The song "From the Rooftops" contains an uncredited sample of Jesus Loves You's 1989 single, "After the Love" (written by Boy George and Jon Moss).

== Release ==
The album was released on 4 May 2007 on CD, vinyl and also as a limited CD package with two bonus tracks, "Feel the Same" and "Hands Up". The first single from the album, "Get Down", was released prior to the album's release on 23 April 2007. The second single, "Song 4 Mutya (Out of Control)", followed in July. The two singles reached, respectively, numbers 8 and 9 on the UK Singles Chart, the duo's highest chart positions ever.

The third single, "Love Sweet Sound", was released in late 2007.

== Critical reception ==
Although the duo claimed the album was their best, the reviews were not always positive. In a three-star review for Slant Magazine, Dave Hughes criticised Groove Armada's lack of innovation, but praised the level of execution on the record. His observed that the album "manages to be familiar without being boring" concluding that "though it fails to inspire, it also, happily, fails to annoy." John Burghess of The Guardian was of a similar opinion calling the album "derivative, but sparky and well-executed." Writing for Pitchfork, Tom Ewing agreed with the duo's claim that Soundboy Rock was their best offering, but commented that their creative limitations were also obvious. He noted that every track missed a "killer idea that would make it vital." Two tracks did stand out for him, however: the first single, "Get Down," and the follow-up, "Song 4 Mutya," which he called inspired.

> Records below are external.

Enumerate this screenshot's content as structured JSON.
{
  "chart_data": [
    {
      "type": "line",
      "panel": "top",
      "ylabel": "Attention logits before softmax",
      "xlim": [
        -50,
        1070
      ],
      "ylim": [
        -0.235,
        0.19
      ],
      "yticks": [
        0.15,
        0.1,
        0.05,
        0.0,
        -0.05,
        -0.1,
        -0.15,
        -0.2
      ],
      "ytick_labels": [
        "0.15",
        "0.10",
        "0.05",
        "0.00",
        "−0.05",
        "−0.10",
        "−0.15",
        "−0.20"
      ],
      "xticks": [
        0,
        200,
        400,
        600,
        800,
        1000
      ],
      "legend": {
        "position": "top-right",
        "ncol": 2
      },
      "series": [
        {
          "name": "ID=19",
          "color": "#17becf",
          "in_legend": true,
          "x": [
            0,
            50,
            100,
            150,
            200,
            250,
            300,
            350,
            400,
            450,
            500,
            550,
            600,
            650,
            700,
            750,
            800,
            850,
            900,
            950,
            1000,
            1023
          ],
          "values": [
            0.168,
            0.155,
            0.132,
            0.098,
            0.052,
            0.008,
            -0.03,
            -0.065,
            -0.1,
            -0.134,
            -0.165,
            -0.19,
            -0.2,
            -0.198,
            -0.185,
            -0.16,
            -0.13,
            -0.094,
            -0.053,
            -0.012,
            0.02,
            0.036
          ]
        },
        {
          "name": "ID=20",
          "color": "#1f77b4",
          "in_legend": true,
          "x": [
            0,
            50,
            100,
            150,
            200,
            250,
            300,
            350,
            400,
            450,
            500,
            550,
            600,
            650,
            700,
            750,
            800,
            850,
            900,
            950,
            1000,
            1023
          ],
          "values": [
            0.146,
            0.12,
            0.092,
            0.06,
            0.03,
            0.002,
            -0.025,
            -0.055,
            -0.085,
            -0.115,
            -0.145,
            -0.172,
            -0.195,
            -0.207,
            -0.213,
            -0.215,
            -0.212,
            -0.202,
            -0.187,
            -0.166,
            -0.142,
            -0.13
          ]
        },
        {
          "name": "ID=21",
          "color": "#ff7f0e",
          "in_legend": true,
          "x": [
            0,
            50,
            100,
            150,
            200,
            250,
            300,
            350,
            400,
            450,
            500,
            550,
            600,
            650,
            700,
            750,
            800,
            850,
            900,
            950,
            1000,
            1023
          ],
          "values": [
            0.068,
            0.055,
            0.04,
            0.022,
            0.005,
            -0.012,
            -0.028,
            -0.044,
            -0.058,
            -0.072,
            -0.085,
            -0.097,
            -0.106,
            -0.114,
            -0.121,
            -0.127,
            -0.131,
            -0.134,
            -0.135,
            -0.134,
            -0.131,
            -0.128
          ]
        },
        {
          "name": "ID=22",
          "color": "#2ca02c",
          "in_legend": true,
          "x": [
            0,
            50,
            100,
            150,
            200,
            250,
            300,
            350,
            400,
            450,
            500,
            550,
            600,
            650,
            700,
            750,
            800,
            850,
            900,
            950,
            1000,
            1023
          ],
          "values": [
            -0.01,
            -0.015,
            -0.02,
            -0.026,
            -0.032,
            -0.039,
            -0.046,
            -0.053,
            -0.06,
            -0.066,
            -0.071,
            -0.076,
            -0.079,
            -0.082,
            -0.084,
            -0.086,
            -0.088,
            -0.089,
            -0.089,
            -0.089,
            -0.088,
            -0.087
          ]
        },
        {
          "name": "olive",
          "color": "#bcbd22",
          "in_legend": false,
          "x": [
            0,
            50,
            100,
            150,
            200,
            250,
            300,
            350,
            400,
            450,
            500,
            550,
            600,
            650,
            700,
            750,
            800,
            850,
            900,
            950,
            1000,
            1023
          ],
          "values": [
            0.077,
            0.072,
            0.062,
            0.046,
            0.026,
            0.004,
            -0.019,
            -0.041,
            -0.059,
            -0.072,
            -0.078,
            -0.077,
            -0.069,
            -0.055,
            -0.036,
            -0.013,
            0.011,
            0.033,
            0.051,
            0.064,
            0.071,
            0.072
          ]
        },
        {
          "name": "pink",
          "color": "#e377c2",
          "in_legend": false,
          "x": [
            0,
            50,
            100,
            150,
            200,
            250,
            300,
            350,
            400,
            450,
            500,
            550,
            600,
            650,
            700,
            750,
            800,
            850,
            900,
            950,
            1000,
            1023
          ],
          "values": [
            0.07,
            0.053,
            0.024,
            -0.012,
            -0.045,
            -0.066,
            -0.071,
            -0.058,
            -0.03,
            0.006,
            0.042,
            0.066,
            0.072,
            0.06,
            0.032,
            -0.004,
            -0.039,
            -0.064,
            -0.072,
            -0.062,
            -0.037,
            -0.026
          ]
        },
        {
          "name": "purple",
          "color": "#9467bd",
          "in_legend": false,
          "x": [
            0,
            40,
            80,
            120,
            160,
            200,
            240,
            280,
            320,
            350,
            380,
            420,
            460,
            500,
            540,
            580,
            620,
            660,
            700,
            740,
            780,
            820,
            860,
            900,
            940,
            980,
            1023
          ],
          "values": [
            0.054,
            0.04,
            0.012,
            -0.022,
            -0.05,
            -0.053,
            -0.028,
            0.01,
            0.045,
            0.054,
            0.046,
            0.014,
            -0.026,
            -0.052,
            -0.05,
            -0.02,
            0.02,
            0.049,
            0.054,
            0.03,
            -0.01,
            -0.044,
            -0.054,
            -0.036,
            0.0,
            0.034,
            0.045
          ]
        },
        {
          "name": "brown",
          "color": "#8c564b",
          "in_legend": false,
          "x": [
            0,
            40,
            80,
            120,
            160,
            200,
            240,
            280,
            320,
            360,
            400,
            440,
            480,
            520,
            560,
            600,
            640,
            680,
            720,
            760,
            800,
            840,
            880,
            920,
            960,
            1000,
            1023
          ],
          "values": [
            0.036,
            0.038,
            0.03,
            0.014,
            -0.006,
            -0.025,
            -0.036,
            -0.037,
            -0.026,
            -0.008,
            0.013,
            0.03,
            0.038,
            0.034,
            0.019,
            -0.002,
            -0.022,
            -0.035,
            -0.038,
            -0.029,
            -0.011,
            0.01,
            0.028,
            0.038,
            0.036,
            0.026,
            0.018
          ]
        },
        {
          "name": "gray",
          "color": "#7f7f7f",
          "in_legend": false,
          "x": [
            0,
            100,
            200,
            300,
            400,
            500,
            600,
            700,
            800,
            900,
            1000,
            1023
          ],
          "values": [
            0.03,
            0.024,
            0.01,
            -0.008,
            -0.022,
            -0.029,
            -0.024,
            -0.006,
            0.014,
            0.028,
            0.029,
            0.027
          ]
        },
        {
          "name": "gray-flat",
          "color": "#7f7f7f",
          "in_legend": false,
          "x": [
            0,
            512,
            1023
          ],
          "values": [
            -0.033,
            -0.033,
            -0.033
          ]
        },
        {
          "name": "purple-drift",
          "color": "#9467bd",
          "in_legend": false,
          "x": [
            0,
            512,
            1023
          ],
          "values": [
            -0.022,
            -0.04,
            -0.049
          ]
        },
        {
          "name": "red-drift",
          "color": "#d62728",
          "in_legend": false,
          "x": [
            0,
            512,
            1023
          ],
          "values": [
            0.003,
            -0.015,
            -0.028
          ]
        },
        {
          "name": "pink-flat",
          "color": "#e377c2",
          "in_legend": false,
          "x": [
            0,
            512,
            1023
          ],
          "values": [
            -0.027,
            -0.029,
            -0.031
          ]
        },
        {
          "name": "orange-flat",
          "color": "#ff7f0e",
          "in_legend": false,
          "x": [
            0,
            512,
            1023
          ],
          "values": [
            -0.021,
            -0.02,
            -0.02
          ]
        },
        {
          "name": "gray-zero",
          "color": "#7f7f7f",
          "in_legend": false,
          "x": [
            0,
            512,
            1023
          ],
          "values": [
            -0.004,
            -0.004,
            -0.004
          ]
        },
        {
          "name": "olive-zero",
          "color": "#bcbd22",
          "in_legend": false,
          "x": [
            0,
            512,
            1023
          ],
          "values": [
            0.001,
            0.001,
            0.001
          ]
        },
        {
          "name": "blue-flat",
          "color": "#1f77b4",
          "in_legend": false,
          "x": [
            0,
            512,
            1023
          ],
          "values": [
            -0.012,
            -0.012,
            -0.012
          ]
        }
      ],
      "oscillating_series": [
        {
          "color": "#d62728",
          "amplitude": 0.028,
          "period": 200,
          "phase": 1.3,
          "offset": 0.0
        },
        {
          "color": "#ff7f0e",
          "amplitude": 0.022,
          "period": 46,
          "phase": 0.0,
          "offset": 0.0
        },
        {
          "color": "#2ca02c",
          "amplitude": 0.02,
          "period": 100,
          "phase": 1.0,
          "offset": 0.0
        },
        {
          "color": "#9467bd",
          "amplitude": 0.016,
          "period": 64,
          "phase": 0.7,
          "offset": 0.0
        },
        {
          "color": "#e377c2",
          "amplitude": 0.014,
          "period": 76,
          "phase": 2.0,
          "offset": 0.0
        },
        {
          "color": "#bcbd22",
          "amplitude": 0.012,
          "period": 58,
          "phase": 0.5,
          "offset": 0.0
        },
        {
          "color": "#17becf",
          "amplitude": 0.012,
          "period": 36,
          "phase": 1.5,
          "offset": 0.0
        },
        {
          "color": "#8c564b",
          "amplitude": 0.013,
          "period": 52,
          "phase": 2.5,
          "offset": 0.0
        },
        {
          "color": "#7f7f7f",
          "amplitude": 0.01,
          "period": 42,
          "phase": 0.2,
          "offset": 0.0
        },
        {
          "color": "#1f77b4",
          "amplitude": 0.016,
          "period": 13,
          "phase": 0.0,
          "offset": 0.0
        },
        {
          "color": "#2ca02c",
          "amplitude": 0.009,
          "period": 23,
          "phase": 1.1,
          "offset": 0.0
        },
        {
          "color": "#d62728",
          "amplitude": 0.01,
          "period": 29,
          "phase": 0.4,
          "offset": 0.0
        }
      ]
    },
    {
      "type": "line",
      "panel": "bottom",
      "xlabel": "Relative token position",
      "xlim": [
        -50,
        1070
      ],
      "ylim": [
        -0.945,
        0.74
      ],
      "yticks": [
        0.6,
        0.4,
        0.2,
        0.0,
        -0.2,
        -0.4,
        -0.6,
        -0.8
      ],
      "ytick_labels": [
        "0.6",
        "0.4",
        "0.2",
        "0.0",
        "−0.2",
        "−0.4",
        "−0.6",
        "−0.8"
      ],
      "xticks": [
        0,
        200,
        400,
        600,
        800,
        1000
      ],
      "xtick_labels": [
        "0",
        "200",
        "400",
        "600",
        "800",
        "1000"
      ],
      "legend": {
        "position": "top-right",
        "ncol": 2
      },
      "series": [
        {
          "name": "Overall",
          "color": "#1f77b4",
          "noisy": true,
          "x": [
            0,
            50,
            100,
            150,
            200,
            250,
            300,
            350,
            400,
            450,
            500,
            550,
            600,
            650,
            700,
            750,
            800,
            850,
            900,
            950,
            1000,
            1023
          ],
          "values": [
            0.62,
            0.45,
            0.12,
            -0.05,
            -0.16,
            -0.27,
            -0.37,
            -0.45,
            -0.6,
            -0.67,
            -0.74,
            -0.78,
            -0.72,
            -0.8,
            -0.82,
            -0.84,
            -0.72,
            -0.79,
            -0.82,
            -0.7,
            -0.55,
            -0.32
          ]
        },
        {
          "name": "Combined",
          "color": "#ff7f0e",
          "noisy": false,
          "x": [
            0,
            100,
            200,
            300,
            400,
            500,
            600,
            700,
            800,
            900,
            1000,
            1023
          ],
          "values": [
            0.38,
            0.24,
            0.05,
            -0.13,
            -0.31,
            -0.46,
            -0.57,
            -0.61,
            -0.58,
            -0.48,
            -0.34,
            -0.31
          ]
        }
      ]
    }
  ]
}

A very positive review came from Gemma Padley of BBC. She described the album as eclectic and unpredictable, with every track representing a different genre as breakbeat, electropop, trip hop, electro-reggae and grime. Despite this, she commented, the album maintains continuity.

==Track listing==
1. "Hasta Luego Mr. Fab (Interlude)" (Andy Cato, Tom Findlay) – 1:01
2. "Get Down" (featuring Stush) (Andy Cato, Tom Findlay, Julie McAlpine) – 3:53
3. "The Things That We Could Share" (featuring Simon Lord) (Andy Cato, Tom Findlay, Simon Lord) – 3:59
4. "Save My Soul" (Andy Cato, Tom Findlay) – 4:24
5. "What's Your Version?" (featuring Jeb Loy Nichols) (Andy Cato, Tom Findlay, Tim Hutton) – 3:48
6. "Paris" (featuring Candi Staton) (Andy Cato, Tom Findlay, Candi Staton) – 5:38
7. "Love Sweet Sound" (featuring Candi Staton) (Andy Cato, Tom Findlay, Candi Staton) – 4:37
8. "The Girls Say" (featuring Rhymefest & Jack Splash) (Andy Cato, Tom Findlay, Tim Hutton, Jack Splash) – 4:03
9. "Lightsonic" (featuring M.A.D) (Andy Cato, Tom Findlay, Mike Daniels) – 6:55
10. "Soundboy Rock" (featuring M.A.D) (Andy Cato, Tom Findlay, Mike Daniels) – 3:55
11. "Drop That Thing" (featuring Jack Splash & Stush) (Andy Cato, Tom Findlay, Jack Splash, Julie McAlpine) – 3:06
12. "Song 4 Mutya (Out of Control)" (featuring Mutya Buena) (Andy Cato, Tom Findlay, Tim Hutton, Karen Poole) – 4:11
13. "From the Rooftops" (featuring Jack McManus) (Andy Cato, Tom Findlay, Jack McManus, Jim Irvin) – 4:50
14. "See What You Get" (featuring Alan Donohoe) (Andy Cato, Tom Findlay, Alan Donohoe) – 4:35
15. "What's Your Version?" (Reprise) (featuring Jeb Loy Nichols) (Andy Cato, Tom Findlay, Tim Hutton, Jeb Loy Nichols) – 2:09
16. "Feel the Same" (featuring Angie Stone) (limited edition bonus track) – 3:56
17. "Hands Up" (featuring Mistah Fab) (limited edition bonus track) – 4:07
18. "Breakers" (iTunes bonus track) – 3:56

==Charts==

| Chart (2007) | Peak position |
|---|---|
| Australian Albums (ARIA) | 30 |
| Belgian Albums (Ultratop Flanders) | 63 |
| Dutch Albums (Album Top 100) | 77 |
| Irish Albums (IRMA) | 28 |
| Italian Albums (FIMI) | 45 |
| New Zealand Albums (RMNZ) | 19 |
| Scottish Albums (OCC) | 14 |
| Swiss Albums (Schweizer Hitparade) | 66 |
| UK Albums (OCC) | 10 |
| UK Album Downloads (OCC) | 6 |
| UK Dance Albums (OCC) | 1 |
| US Top Dance Albums (Billboard) | 10 |

==Certifications==

| Region | Certification | Certified units/sales |
| United Kingdom (BPI) | Silver | 60,000^{^} |
^{^} Shipments figures based on certification alone.